Солнечное, но ветреное мартовское утро. Немного подмораживает. Возле квадратного окна проруби, ограждённой от посторонних глаз невысоким округлым снежным навалом, стояли двое. Она – в красных плавках и белом бюстгальтере и он – в клетчатых семейных трусах, сползших под самый низ выпирающего живота и в напоминающей блин старой шапчонке, из-под которой по бокам свисают бесцветные жидкие пряди волос. Они загорают под весенним солнцем после купания в проруби. В некотором смысле это «моржи», как их называют в народе. Стоят они босыми ногами на ковриках, постеленных прямо на лёд, и разговаривают.
На невысоком берёзовом чурбаке рядом с мужичком – транзисторный приёмник – редкость в наше продвинутое время, настроен на волну популярной радиостанции в стиле «ретро», да и музыка оттуда доносится совсем забытая и редко исполняемая. Парочка ведёт неспешный разговор о погоде. Как, мол, сегодня хорошо – солнце, можно загорать, правда, ветерок холодный, а так ничего – весна! Вот вчера ветер был сильный, да и пасмурно – не позагораешь…
Из приёмника полилась мелодия знакомой мне с детства песни, которую в те послевоенные годы пели почти на каждом застолье, и любила моя мама: «Каким ты был, таким остался – орёл степной, казак лихой…» После слов первого куплета, мужичонка приосанился, немного даже расправил свои хилые плечи, и даже заулыбался беззубым ртом – низенький, плешивый, шепелявящий при разговоре – он был полным антиподом своей спутнице. Выше его на голову, сохранившей, несмотря на возраст и некоторую полноту, все основные достоинства женской фигуры – она стояла как памятник – добродушная или скорее даже безразличная к пустой болтовне своего визави.

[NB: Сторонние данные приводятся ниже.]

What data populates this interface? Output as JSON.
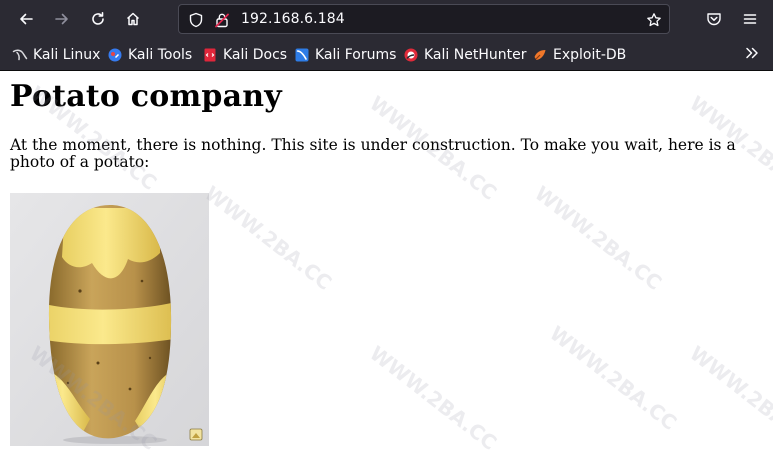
{
  "browser": {
    "url": "192.168.6.184",
    "bookmarks": [
      {
        "label": "Kali Linux",
        "icon": "kali-dragon-icon"
      },
      {
        "label": "Kali Tools",
        "icon": "kali-tools-icon"
      },
      {
        "label": "Kali Docs",
        "icon": "kali-docs-icon"
      },
      {
        "label": "Kali Forums",
        "icon": "kali-forums-icon"
      },
      {
        "label": "Kali NetHunter",
        "icon": "nethunter-icon"
      },
      {
        "label": "Exploit-DB",
        "icon": "exploit-db-icon"
      }
    ]
  },
  "page": {
    "title": "Potato company",
    "text": "At the moment, there is nothing. This site is under construction. To make you wait, here is a photo of a potato:"
  },
  "watermark": "WWW.2BA.CC",
  "colors": {
    "chrome_bg": "#2b2a33",
    "urlbar_bg": "#1c1b22",
    "chrome_text": "#fbfbfe",
    "page_bg": "#ffffff"
  }
}
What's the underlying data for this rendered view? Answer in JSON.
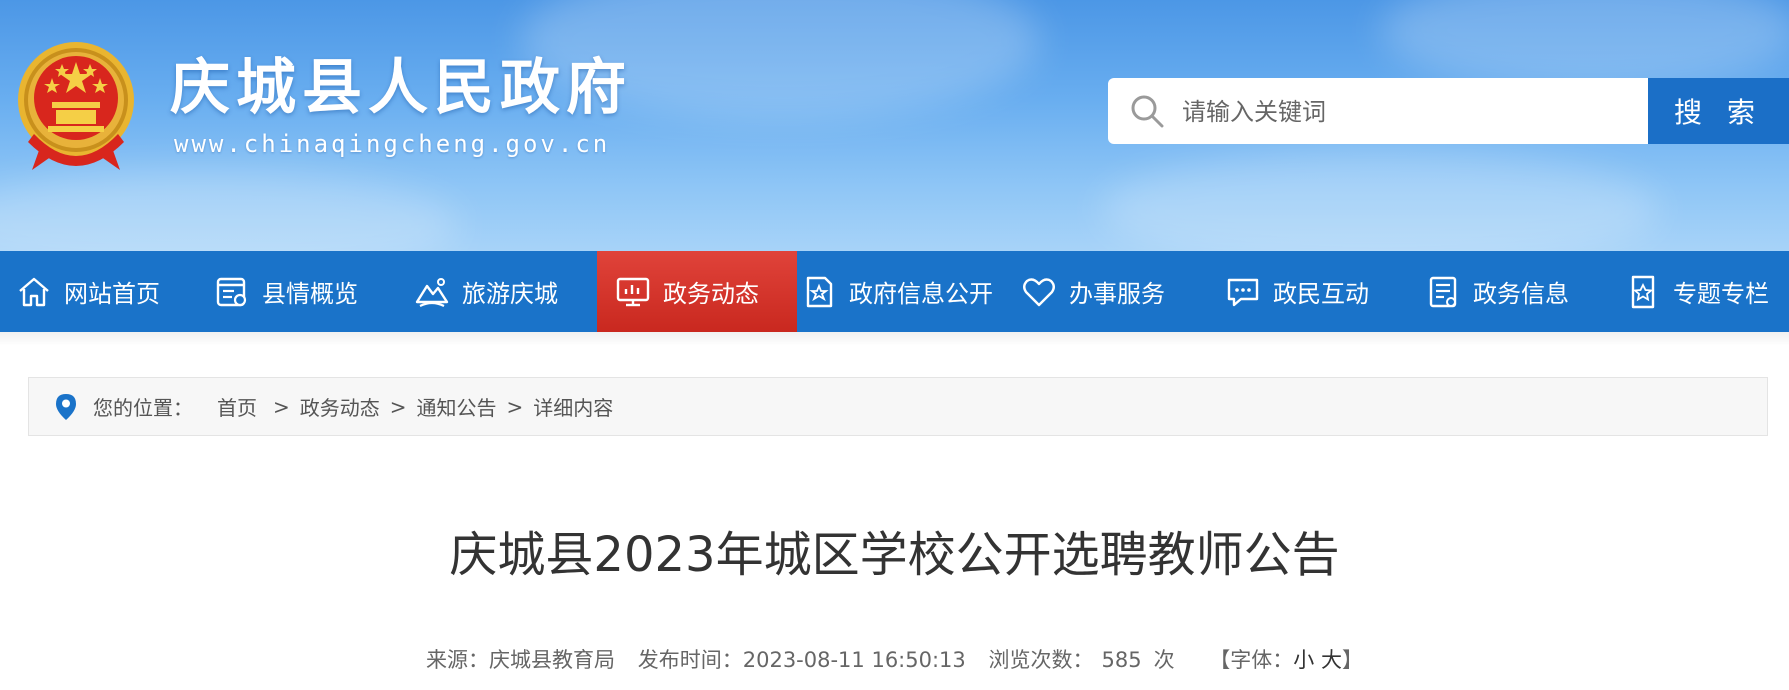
{
  "header": {
    "site_title": "庆城县人民政府",
    "site_url": "www.chinaqingcheng.gov.cn",
    "search": {
      "placeholder": "请输入关键词",
      "button_label": "搜 索"
    }
  },
  "nav": {
    "items": [
      {
        "label": "网站首页",
        "icon": "home-icon"
      },
      {
        "label": "县情概览",
        "icon": "document-icon"
      },
      {
        "label": "旅游庆城",
        "icon": "mountain-icon"
      },
      {
        "label": "政务动态",
        "icon": "monitor-chart-icon",
        "active": true
      },
      {
        "label": "政府信息公开",
        "icon": "star-document-icon"
      },
      {
        "label": "办事服务",
        "icon": "heart-hand-icon"
      },
      {
        "label": "政民互动",
        "icon": "chat-icon"
      },
      {
        "label": "政务信息",
        "icon": "clipboard-icon"
      },
      {
        "label": "专题专栏",
        "icon": "star-badge-icon"
      }
    ],
    "active_color": "#d9342b",
    "bar_color": "#1a73c9"
  },
  "breadcrumb": {
    "label": "您的位置：",
    "items": [
      "首页",
      "政务动态",
      "通知公告",
      "详细内容"
    ],
    "separator": ">"
  },
  "article": {
    "title": "庆城县2023年城区学校公开选聘教师公告",
    "source_label": "来源：",
    "source": "庆城县教育局",
    "publish_label": "发布时间：",
    "publish_time": "2023-08-11 16:50:13",
    "views_label": "浏览次数：",
    "views": "585",
    "views_unit": "次",
    "font_label": "【字体：",
    "font_small": "小",
    "font_large": "大",
    "font_close": "】"
  }
}
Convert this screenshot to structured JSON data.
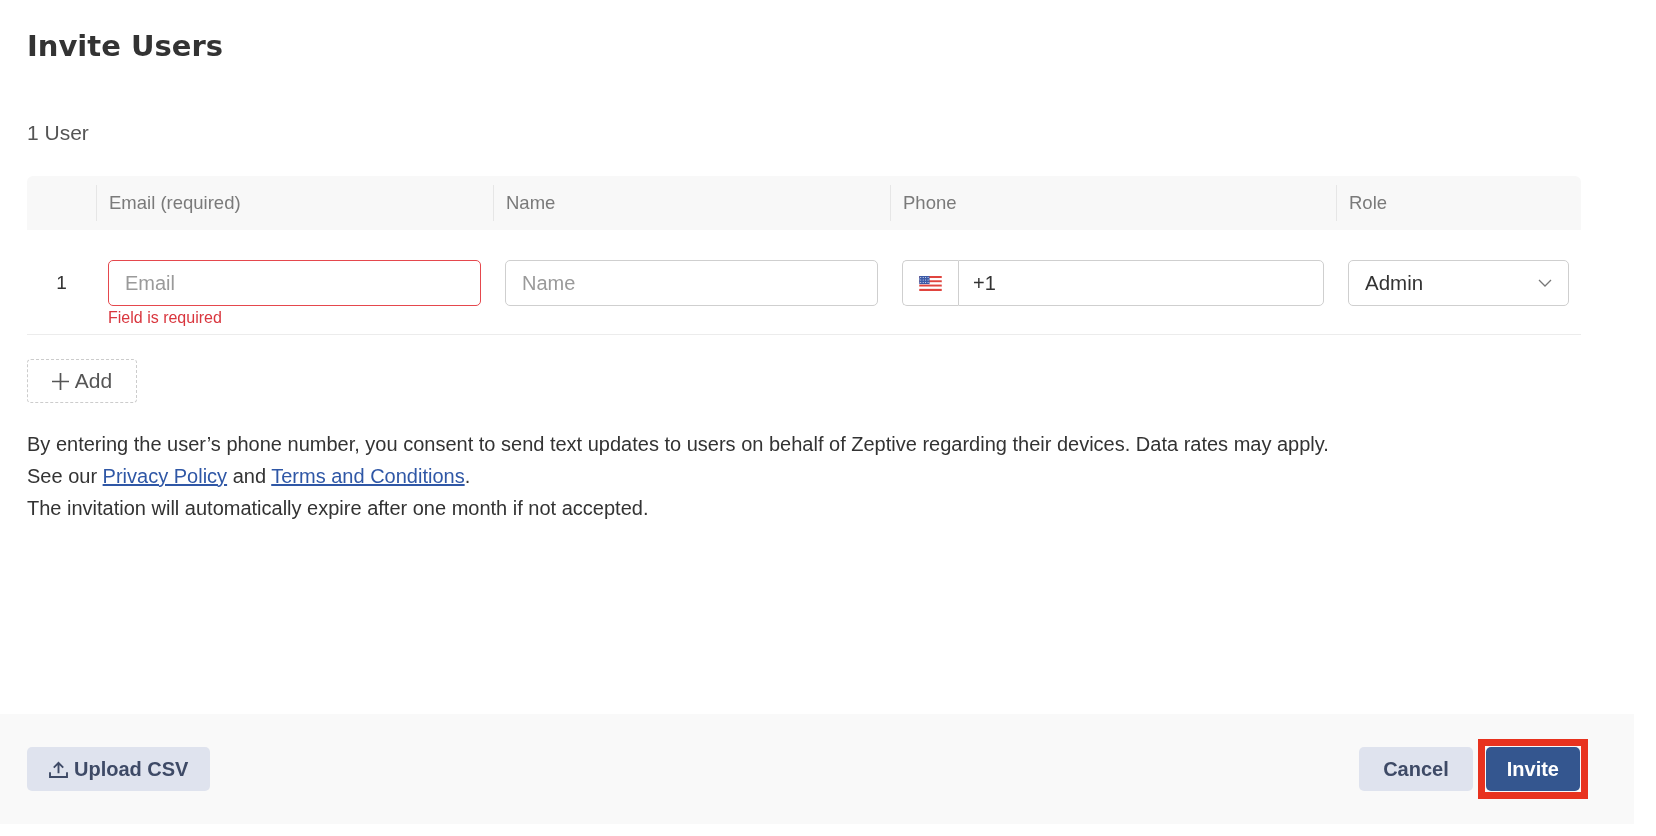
{
  "title": "Invite Users",
  "user_count": "1 User",
  "table": {
    "columns": [
      "Email (required)",
      "Name",
      "Phone",
      "Role"
    ],
    "rows": [
      {
        "number": "1",
        "email": {
          "placeholder": "Email",
          "invalid": true,
          "error": "Field is required"
        },
        "name": {
          "placeholder": "Name",
          "invalid": false
        },
        "phone": {
          "value": "+1"
        },
        "role": {
          "value": "Admin"
        }
      }
    ]
  },
  "add_button": {
    "label": "Add"
  },
  "notes": [
    {
      "kind": "text",
      "text": "By entering the user’s phone number, you consent to send text updates to users on behalf of Zeptive regarding their devices. Data rates may apply."
    },
    {
      "kind": "links",
      "parts": [
        {
          "kind": "text",
          "text": "See our "
        },
        {
          "kind": "link",
          "text": "Privacy Policy"
        },
        {
          "kind": "text",
          "text": " and "
        },
        {
          "kind": "link",
          "text": "Terms and Conditions"
        },
        {
          "kind": "text",
          "text": "."
        }
      ]
    },
    {
      "kind": "text",
      "text": "The invitation will automatically expire after one month if not accepted."
    }
  ],
  "footer": {
    "upload_button": {
      "label": "Upload CSV"
    },
    "buttons": [
      {
        "label": "Cancel",
        "kind": "secondary",
        "highlighted": false
      },
      {
        "label": "Invite",
        "kind": "primary",
        "highlighted": true
      }
    ]
  }
}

«Свою судьбу с твоей судьбою, пускай связать я не смогла, но я жила, жила одним тобою – я всю войну тебя ждала…» песня все продолжалась, и мне вдруг показалось, что эти двое уже давно ведут какой-то свой длинный и понятный только им диалог. Мужичок всячески хочет понравиться, хорохорится и гоглится, пытаясь выглядеть значительнее, даже выше ростом. Но со стороны эти попытки выглядели жалкими. Она – наверняка бывшая спортсменка, подтянутая, следящая за собой, ещё не старая пенсионерка, скорее всего вдова. И он – одинокий бодрящийся старичок, пытающийся вспомнить молодость, тряхнуть стариной. Все его попытки оживить разговор были неуклюжими, а местами и откровенно глупыми. Она при этом снисходительно молчала, изредка поддакивала и поворачивалась к солнцу другим своим крутым бедром.

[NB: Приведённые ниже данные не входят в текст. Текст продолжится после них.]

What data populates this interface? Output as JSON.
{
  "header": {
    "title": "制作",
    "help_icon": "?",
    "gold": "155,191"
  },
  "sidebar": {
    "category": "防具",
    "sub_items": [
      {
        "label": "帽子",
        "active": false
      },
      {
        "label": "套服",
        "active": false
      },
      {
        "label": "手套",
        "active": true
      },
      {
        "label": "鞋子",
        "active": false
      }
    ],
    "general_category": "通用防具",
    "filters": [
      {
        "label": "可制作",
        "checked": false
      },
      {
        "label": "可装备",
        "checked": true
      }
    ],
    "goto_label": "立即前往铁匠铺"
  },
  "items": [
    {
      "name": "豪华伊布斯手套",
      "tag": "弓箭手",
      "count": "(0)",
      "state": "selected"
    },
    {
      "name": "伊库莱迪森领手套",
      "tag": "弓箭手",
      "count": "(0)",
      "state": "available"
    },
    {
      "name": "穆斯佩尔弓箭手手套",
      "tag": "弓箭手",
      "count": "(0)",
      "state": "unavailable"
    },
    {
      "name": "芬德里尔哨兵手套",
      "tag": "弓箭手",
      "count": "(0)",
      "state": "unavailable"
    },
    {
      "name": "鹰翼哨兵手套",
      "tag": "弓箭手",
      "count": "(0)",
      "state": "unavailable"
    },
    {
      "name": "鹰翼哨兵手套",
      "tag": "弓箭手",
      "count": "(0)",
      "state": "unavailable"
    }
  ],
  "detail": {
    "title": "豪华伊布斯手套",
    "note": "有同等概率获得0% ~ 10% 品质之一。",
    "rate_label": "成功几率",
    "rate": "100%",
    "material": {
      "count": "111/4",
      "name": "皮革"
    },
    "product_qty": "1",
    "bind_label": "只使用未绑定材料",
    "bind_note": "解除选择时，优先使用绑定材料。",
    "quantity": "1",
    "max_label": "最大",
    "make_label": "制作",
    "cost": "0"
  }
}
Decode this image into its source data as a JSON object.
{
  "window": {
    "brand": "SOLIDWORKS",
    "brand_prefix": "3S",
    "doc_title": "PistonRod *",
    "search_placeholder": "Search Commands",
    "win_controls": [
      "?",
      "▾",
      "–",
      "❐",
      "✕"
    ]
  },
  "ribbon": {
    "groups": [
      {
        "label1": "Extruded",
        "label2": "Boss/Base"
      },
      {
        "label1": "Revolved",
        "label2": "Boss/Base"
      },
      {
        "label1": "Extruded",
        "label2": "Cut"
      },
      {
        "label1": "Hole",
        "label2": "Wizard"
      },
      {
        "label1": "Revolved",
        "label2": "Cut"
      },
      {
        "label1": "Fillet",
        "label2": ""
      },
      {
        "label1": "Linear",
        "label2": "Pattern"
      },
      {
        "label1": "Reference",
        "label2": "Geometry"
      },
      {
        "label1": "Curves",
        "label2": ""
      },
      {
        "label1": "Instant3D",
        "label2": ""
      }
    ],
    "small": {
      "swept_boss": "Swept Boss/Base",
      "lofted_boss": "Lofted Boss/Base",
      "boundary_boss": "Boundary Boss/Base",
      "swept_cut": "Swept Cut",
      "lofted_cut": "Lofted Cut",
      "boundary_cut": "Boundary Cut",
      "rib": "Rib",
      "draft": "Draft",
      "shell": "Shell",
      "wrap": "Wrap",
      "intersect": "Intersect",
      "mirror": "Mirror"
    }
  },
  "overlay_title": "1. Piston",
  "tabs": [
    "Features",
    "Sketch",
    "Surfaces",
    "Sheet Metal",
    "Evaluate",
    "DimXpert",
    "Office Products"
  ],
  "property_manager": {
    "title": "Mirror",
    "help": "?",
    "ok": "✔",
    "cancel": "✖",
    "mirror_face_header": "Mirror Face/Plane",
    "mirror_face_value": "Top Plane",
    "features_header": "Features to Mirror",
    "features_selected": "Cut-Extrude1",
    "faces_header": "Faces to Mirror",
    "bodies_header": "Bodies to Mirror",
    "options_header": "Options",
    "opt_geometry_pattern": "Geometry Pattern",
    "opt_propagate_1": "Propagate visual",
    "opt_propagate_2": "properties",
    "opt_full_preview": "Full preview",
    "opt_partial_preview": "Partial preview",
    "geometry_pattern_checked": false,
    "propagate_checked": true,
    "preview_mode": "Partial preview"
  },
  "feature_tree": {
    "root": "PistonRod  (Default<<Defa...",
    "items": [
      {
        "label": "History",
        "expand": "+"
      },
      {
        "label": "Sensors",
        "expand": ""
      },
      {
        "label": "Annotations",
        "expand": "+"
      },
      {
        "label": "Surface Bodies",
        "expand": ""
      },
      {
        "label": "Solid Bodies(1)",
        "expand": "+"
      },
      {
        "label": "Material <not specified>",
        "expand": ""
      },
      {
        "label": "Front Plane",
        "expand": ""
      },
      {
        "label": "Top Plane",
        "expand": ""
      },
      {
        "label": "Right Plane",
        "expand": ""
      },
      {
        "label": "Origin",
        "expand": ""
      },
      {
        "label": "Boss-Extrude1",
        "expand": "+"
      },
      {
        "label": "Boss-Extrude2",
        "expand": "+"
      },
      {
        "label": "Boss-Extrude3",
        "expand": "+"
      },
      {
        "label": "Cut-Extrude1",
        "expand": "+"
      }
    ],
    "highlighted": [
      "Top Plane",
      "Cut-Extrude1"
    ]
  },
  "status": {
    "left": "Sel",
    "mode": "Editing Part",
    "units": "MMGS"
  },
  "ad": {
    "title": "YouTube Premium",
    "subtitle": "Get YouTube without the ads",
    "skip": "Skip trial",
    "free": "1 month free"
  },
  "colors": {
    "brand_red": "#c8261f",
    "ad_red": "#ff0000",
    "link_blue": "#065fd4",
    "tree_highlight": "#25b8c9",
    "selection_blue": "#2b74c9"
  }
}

«Но ты взглянуть не догадался, умчался вдаль казак лихой. Каким ты был, таким ты и остался, но ты и дорог мне такой». Музыка в финале зазвучала громче, и мне показалось, что она посмотрела на собеседника как-то по-особому, с присущей только русским женщинам, жалостью… И вспомнились слова ещё одной, сейчас забытой песни: «В сёлах Рязанщины, сёлах Смоленщины, слово «люблю» непривычно для женщины. Так беззаветно и нежно любя, женщина скажет: «Жалею тебя».
……………………………………………………………………………...............................................................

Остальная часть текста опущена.